Chalk pisé: a type of adobe; chalk mixed with water, set in a mortar of chalk and sand and forced between boards, which are removed as it hardens. The illustration, from a 1919 book by Clough Williams-Ellis, shows how the blocks were made.
Jessica Mary Albery (1908-1990), who was among the first of her generation of women to qualify as an architect, used pisé in 1932 to construct workers’ cottages for Hugh’s Settlement, a social experiment near Andover, Hants, whose aim was to build a community of “industrious and contented people”.
The Register, a census conducted in England & Wales at the beginning of Oct 1939, lists Jessica as a chartered architect and volunteer ambulance driver for the London Auxiliary Ambulance Service, living at Thurloe Court, Fulham Road with her sister-in-law Mary Isaac (1909-1993), a junior retail executive and ambulance attendant. (Aside: Mary’s brother John, a Pilot Officer in the RAF’s 600 Sqdn became one of the 1st casualties of war when his Bristol Blenheim crashed in Hendon, N. London, a mere 110mins after war with Germany was declared.)
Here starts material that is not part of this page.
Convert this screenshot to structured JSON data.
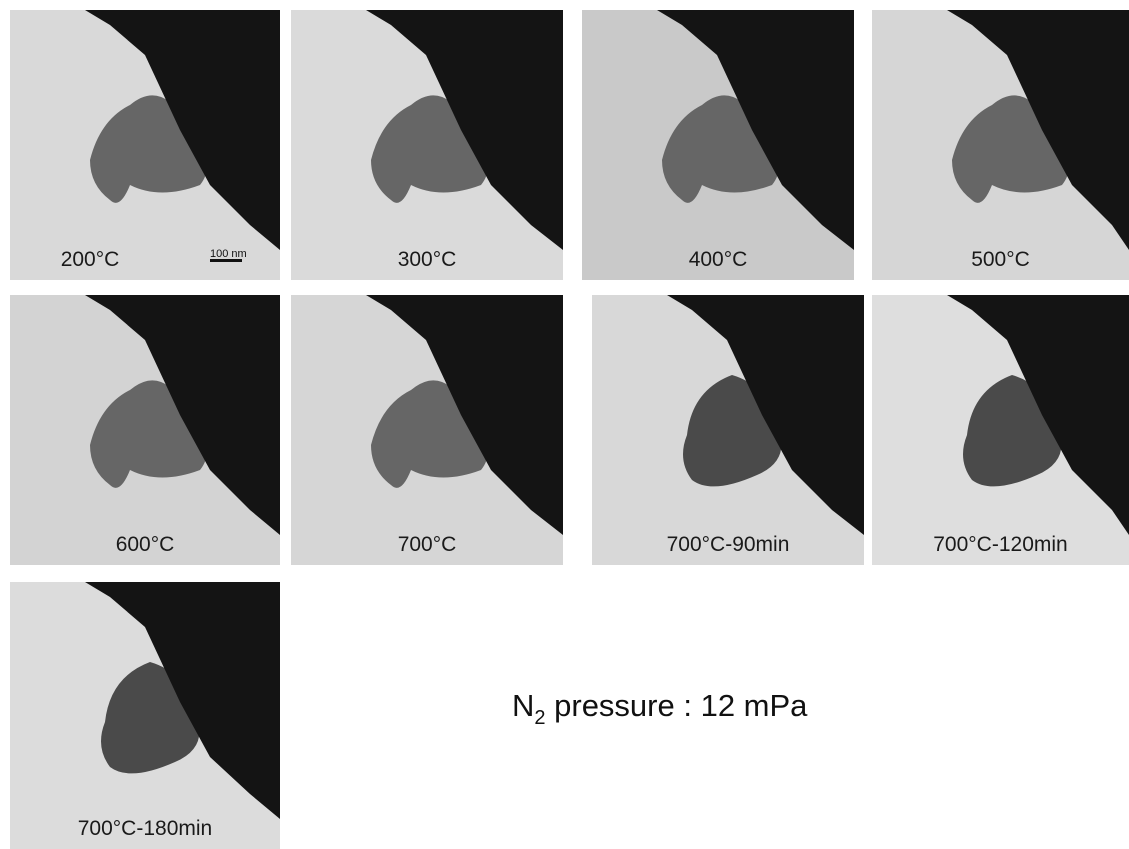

I think Mary’s children were probably evacuated to Dartford, Kent to stay w/ her husband’s parents Irving (Cons MP for Gravesend) and Jill Albery at their beautiful 18thC manor house. Mary must have had a heart-stopping moment when she learned the building had been badly damaged by a bomb on 20 Apr 1941. Fortunately, the family was away and there were no casualties.
After the ‘first Blitz’ ended in May 1941 the crews grew bored and restless but the danger remained, from unexploded bombs and sporadic air raids. We don’t know for how long Jessica and Mary worked as volunteers for the LAAS. From mid 1942 no one was allowed to leave on any grounds apart from sickness or discipline (my diarist June S. was one of the few who managed to wangle an exit).
Jessica probably left in or before 1944. In April of that year she was working on Max Lock’s Middlesbrough Survey, an astonishingly forward-thinking planning project to address health outcomes through housing policy developed in part by talking directly to the people affected. It embodied the hope for a new way of living after the trauma of war.